Holy crap! I FINALLY GOT THIS TO WORK AS I WANTED!!! It's late and I'm takin' my booty to bed! Here's the notes I took.......

GOAL: To have both M2 disks in the PCI card to be a single bootable C:\ drive on my Dell Precision Workstation 7920.

This would have been quick and simple if I didn't want them to be OS drives. It also would have been much simpler if I had just used one of the M2s as an OS drive. But by golly I was gonna make this work!!!! One week later....

1) Installing Win11 directly to the drives: Tried to use Windows Storage options to create a single virtual drive (Control Panel-->Storage Spaces). That worked so I started the Win install. After the initial file copy of Win11 and the first reboot, it never came back, didn't see the disks on boot.

2) Cloning the C:\ drive to the M2 virtual drive: I had just installed a base Win11 install on a small old SSD drive as the source disk. Everything appeared to clone OK to the M2s using EaseUS Disk Copy. On first boot after, it didn't see the disk(s). "No boot disk found".

So at this point I saw that in BIOS it always shows the M2s as separate disks and there's nothing Windows can do to change that. I found instructions on how I can RAID 0 the drives from BIOS.

3) Raid configuration: I started walking through the steps of using RAID in BIOS and I see the two M2s in RAID configuration but I cannot create the RAID array as the VROC (Virtual RAID on CPU) settings say "Bypassed". So that sent me down yet another rabbit hole. Turns out Intel has this money laundering racket on their motherboards for allowing people to use RAID. You cannot use RAID unless you have a $100 dongle plugged in to your mobo. Just a stinkin' piece of plastic. So I assume they just want to make their money for people that depend on RAID in a server environment.

3 days later.......

4) Intel dongle showed up. I was able to follow the instructions below and set up a new array from BIOS once that dongle was plugged in.

How to Configure RAID on a Dell Personal Computer
I followed step 3 & 4 - Follow "Newer Systems sold with Windows 8 / 10 installed on UEFI"

So I tried to install Win11 again directly to the disks again on boot. I get the message, "We couldn't find any drives. To get a storage driver, click Load Driver." So it obviously could not see the RAID array on preboot again.

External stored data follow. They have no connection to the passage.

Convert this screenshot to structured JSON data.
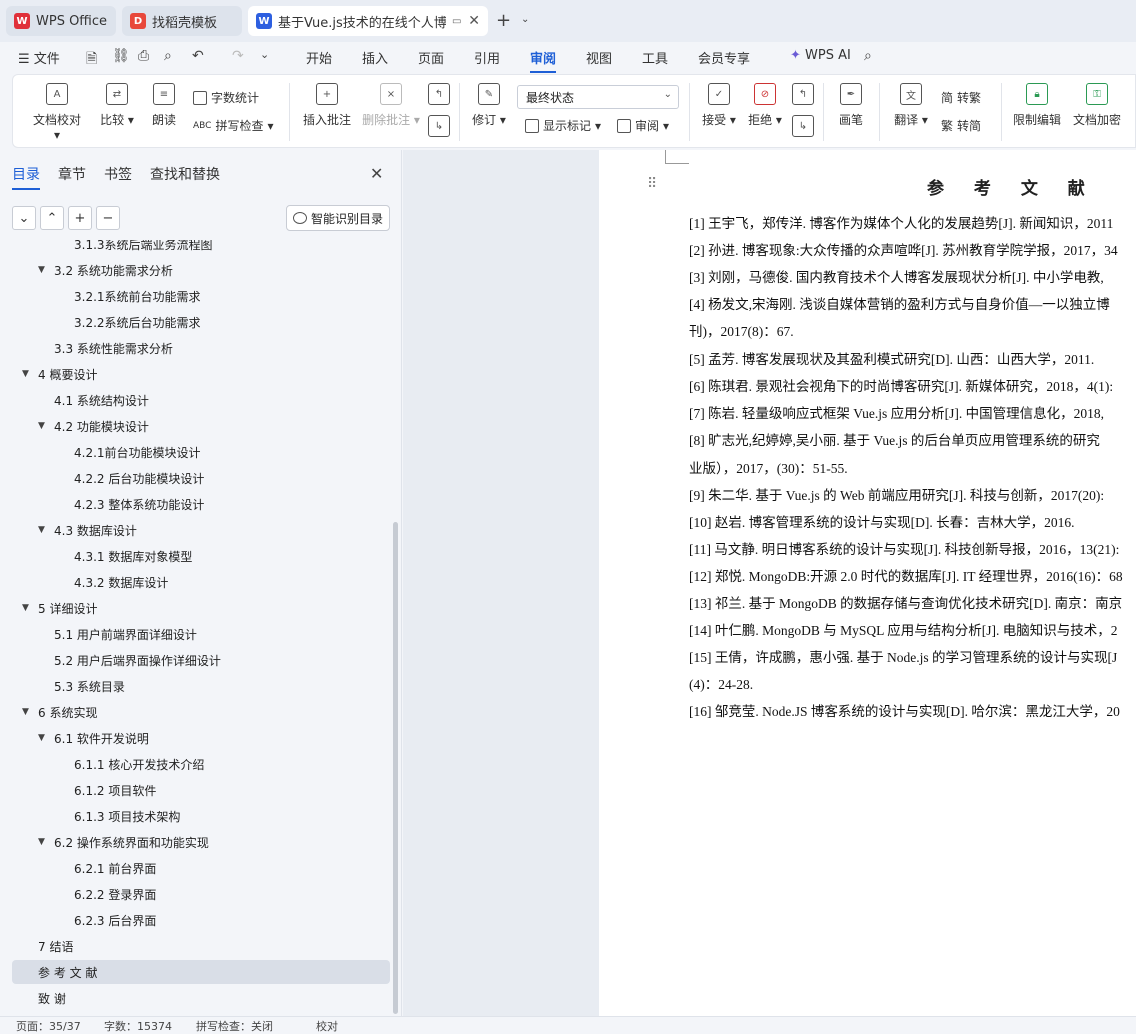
{
  "tabs": [
    {
      "label": "WPS Office",
      "icon": "wps-logo-icon"
    },
    {
      "label": "找稻壳模板",
      "icon": "docer-logo-icon"
    },
    {
      "label": "基于Vue.js技术的在线个人博客",
      "icon": "word-doc-icon",
      "active": true
    }
  ],
  "menu": {
    "file": "文件",
    "items": [
      "开始",
      "插入",
      "页面",
      "引用",
      "审阅",
      "视图",
      "工具",
      "会员专享"
    ],
    "active": "审阅",
    "ai": "WPS AI"
  },
  "ribbon": {
    "doc_check": "文档校对",
    "compare": "比较",
    "read_aloud": "朗读",
    "word_count": "字数统计",
    "spell_check": "拼写检查",
    "insert_comment": "插入批注",
    "delete_comment": "删除批注",
    "track_changes": "修订",
    "display_state": "最终状态",
    "show_markup": "显示标记",
    "review": "审阅",
    "accept": "接受",
    "reject": "拒绝",
    "ink": "画笔",
    "translate": "翻译",
    "to_traditional": "转繁",
    "to_simplified": "转简",
    "restrict_edit": "限制编辑",
    "encrypt": "文档加密"
  },
  "panel": {
    "tabs": [
      "目录",
      "章节",
      "书签",
      "查找和替换"
    ],
    "active_tab": "目录",
    "smart_btn": "智能识别目录"
  },
  "toc": [
    {
      "text": "3.1.3系统后端业务流程图",
      "indent": 3,
      "tw": ""
    },
    {
      "text": "3.2    系统功能需求分析",
      "indent": 2,
      "tw": "▼"
    },
    {
      "text": "3.2.1系统前台功能需求",
      "indent": 3,
      "tw": ""
    },
    {
      "text": "3.2.2系统后台功能需求",
      "indent": 3,
      "tw": ""
    },
    {
      "text": "3.3    系统性能需求分析",
      "indent": 2,
      "tw": ""
    },
    {
      "text": "4    概要设计",
      "indent": 1,
      "tw": "▼"
    },
    {
      "text": "4.1    系统结构设计",
      "indent": 2,
      "tw": ""
    },
    {
      "text": "4.2    功能模块设计",
      "indent": 2,
      "tw": "▼"
    },
    {
      "text": "4.2.1前台功能模块设计",
      "indent": 3,
      "tw": ""
    },
    {
      "text": "4.2.2  后台功能模块设计",
      "indent": 3,
      "tw": ""
    },
    {
      "text": "4.2.3  整体系统功能设计",
      "indent": 3,
      "tw": ""
    },
    {
      "text": "4.3    数据库设计",
      "indent": 2,
      "tw": "▼"
    },
    {
      "text": "4.3.1  数据库对象模型",
      "indent": 3,
      "tw": ""
    },
    {
      "text": "4.3.2    数据库设计",
      "indent": 3,
      "tw": ""
    },
    {
      "text": "5    详细设计",
      "indent": 1,
      "tw": "▼"
    },
    {
      "text": "5.1    用户前端界面详细设计",
      "indent": 2,
      "tw": ""
    },
    {
      "text": "5.2    用户后端界面操作详细设计",
      "indent": 2,
      "tw": ""
    },
    {
      "text": "5.3    系统目录",
      "indent": 2,
      "tw": ""
    },
    {
      "text": "6    系统实现",
      "indent": 1,
      "tw": "▼"
    },
    {
      "text": "6.1    软件开发说明",
      "indent": 2,
      "tw": "▼"
    },
    {
      "text": "6.1.1    核心开发技术介绍",
      "indent": 3,
      "tw": ""
    },
    {
      "text": "6.1.2    项目软件",
      "indent": 3,
      "tw": ""
    },
    {
      "text": "6.1.3  项目技术架构",
      "indent": 3,
      "tw": ""
    },
    {
      "text": "6.2    操作系统界面和功能实现",
      "indent": 2,
      "tw": "▼"
    },
    {
      "text": "6.2.1    前台界面",
      "indent": 3,
      "tw": ""
    },
    {
      "text": "6.2.2    登录界面",
      "indent": 3,
      "tw": ""
    },
    {
      "text": "6.2.3    后台界面",
      "indent": 3,
      "tw": ""
    },
    {
      "text": "7    结语",
      "indent": 1,
      "tw": ""
    },
    {
      "text": "参  考  文  献",
      "indent": 1,
      "tw": "",
      "selected": true
    },
    {
      "text": "致          谢",
      "indent": 1,
      "tw": ""
    }
  ],
  "document": {
    "title": "参 考 文 献",
    "references": [
      "[1]  王宇飞，郑传洋. 博客作为媒体个人化的发展趋势[J]. 新闻知识，2011",
      "[2]  孙进. 博客现象:大众传播的众声喧哗[J]. 苏州教育学院学报，2017，34",
      "[3]  刘刚，马德俊. 国内教育技术个人博客发展现状分析[J]. 中小学电教,",
      "[4]  杨发文,宋海刚. 浅谈自媒体营销的盈利方式与自身价值—一以独立博",
      "       刊)，2017(8)：67.",
      "[5]  孟芳. 博客发展现状及其盈利模式研究[D]. 山西：山西大学，2011.",
      "[6]  陈琪君. 景观社会视角下的时尚博客研究[J]. 新媒体研究，2018，4(1):",
      "[7]  陈岩. 轻量级响应式框架 Vue.js 应用分析[J]. 中国管理信息化，2018,",
      "[8]  旷志光,纪婷婷,吴小丽. 基于 Vue.js 的后台单页应用管理系统的研究",
      "       业版），2017，(30)：51-55.",
      "[9]  朱二华. 基于 Vue.js 的 Web 前端应用研究[J]. 科技与创新，2017(20):",
      "[10] 赵岩. 博客管理系统的设计与实现[D]. 长春：吉林大学，2016.",
      "[11] 马文静. 明日博客系统的设计与实现[J]. 科技创新导报，2016，13(21):",
      "[12] 郑悦. MongoDB:开源 2.0 时代的数据库[J]. IT 经理世界，2016(16)：68",
      "[13] 祁兰. 基于 MongoDB 的数据存储与查询优化技术研究[D]. 南京：南京",
      "[14] 叶仁鹏. MongoDB 与 MySQL 应用与结构分析[J]. 电脑知识与技术，2",
      "[15] 王倩，许成鹏，惠小强. 基于 Node.js 的学习管理系统的设计与实现[J",
      "       (4)：24-28.",
      "[16] 邹竞莹. Node.JS 博客系统的设计与实现[D]. 哈尔滨：黑龙江大学，20"
    ]
  },
  "status": {
    "page": "页面：35/37",
    "words": "字数：15374",
    "spell": "拼写检查：关闭",
    "proof": "校对"
  }
}
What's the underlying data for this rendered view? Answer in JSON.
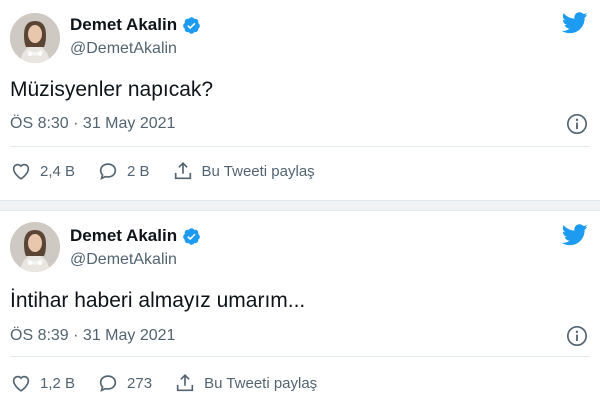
{
  "tweets": [
    {
      "author_name": "Demet Akalin",
      "handle": "@DemetAkalin",
      "text": "Müzisyenler napıcak?",
      "timestamp": "ÖS 8:30 · 31 May 2021",
      "likes": "2,4 B",
      "replies": "2 B",
      "share_label": "Bu Tweeti paylaş"
    },
    {
      "author_name": "Demet Akalin",
      "handle": "@DemetAkalin",
      "text": "İntihar haberi almayız umarım...",
      "timestamp": "ÖS 8:39 · 31 May 2021",
      "likes": "1,2 B",
      "replies": "273",
      "share_label": "Bu Tweeti paylaş"
    }
  ],
  "colors": {
    "twitter_blue": "#1d9bf0",
    "text_primary": "#0f1419",
    "text_secondary": "#536471",
    "divider": "#e1e8ed"
  },
  "icons": {
    "brand": "twitter-bird-icon",
    "verified": "verified-badge-icon",
    "info": "info-icon",
    "like": "heart-icon",
    "reply": "reply-bubble-icon",
    "share": "share-icon"
  }
}
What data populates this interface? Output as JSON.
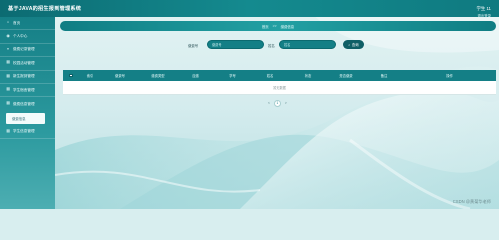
{
  "app": {
    "title": "基于JAVA的招生报到管理系统"
  },
  "header": {
    "user_label": "学生 11",
    "logout": "退出登录"
  },
  "sidebar": {
    "items": [
      {
        "label": "首页",
        "icon": "home-icon"
      },
      {
        "label": "个人中心",
        "icon": "user-icon"
      },
      {
        "label": "缴费记录管理",
        "icon": "list-icon"
      },
      {
        "label": "校园活动管理",
        "icon": "calendar-icon"
      },
      {
        "label": "新生报到管理",
        "icon": "grid-icon"
      },
      {
        "label": "学生宿舍管理",
        "icon": "grid-icon"
      },
      {
        "label": "缴费信息管理",
        "icon": "grid-icon"
      }
    ],
    "submenu_label": "缴费信息",
    "last_item": {
      "label": "学生信息管理",
      "icon": "grid-icon"
    }
  },
  "breadcrumb": {
    "home": "首页",
    "sep": ">>",
    "current": "缴费信息"
  },
  "search": {
    "field1_label": "缴费号",
    "field1_placeholder": "缴费号",
    "field2_label": "姓名",
    "field2_placeholder": "姓名",
    "button_label": "查询"
  },
  "table": {
    "columns": [
      "索引",
      "缴费号",
      "缴费类型",
      "应缴",
      "学号",
      "姓名",
      "状态",
      "是否缴费",
      "备注",
      "操作"
    ],
    "empty_text": "暂无数据"
  },
  "pager": {
    "prev": "<",
    "current": "1",
    "next": ">"
  },
  "watermark": "CSDN @黄菊华老师"
}
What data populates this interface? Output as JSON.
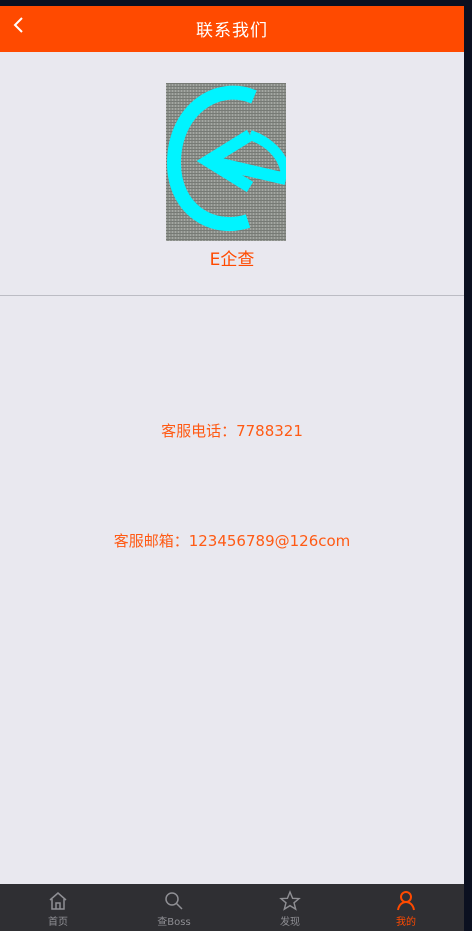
{
  "header": {
    "title": "联系我们",
    "back_icon": "chevron-left-icon"
  },
  "logo": {
    "name": "E企查",
    "colors": {
      "primary": "#00f0ff",
      "background": "#8a8d88"
    }
  },
  "contact": {
    "phone": "客服电话：7788321",
    "email": "客服邮箱：123456789@126com"
  },
  "bottom_nav": [
    {
      "label": "首页",
      "icon": "home-icon",
      "active": false
    },
    {
      "label": "查Boss",
      "icon": "search-icon",
      "active": false
    },
    {
      "label": "发现",
      "icon": "star-icon",
      "active": false
    },
    {
      "label": "我的",
      "icon": "person-icon",
      "active": true
    }
  ],
  "colors": {
    "accent": "#ff4a00",
    "page_background": "#e9e8ef",
    "nav_background": "#2f2f33",
    "nav_inactive": "#8f8f94"
  }
}
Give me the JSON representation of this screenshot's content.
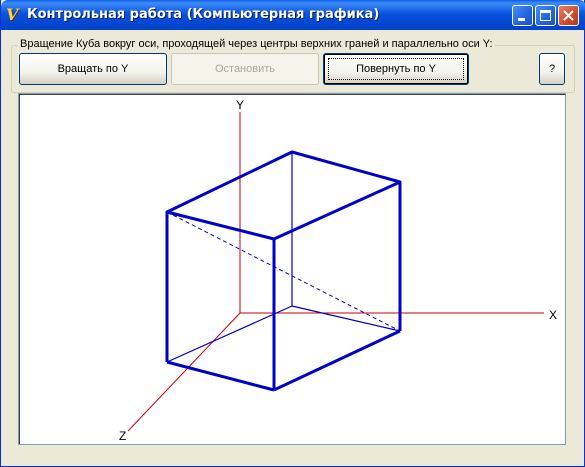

Arrggghhhh!!!!

5) Cloning Part Deux - Ran through and booted that old SSD drive like I did on 2) above. It did see the RAID array intact in Disk Management on drive D:\ (good sign). I ran Disk Copy again and crossed my fingers as I shut the machine down. Took out the SSD drive and turned on the machine. FREAKING EUREKA!!!! The damn thing booted straight to Windows. I finally got my way and have a 4TB C:\ drive. I also ran my write test again and it's even a little better than the last test I did:

Originally Posted By: sslechta
PERFORMANCE WRITE TESTING VIA UserBenchmark utility:
C:\ SanDisk Ultra II 960GB - MY INTERNAL STANDARD SSD DRIVE
SusWrite @10s intervals: 374 246 246 211 209 225 MB/s

F:\ Microsoft Storage Space Device 4TB - THE NEW M2 DISKS
SusWrite @10s intervals: 1955 1959 1963 1953 1921 1958 MB/s

C:\ Intel Raid 0 Volume 4TB
SusWrite @10s intervals: 2407 2357 2238 2130 1845 1974 MB/s




Steve

BIAB/RB 2022, Pro Tools 2020, Korg N5, JBL LSR 4328 Powered Monitors, AKG/Shure Mics.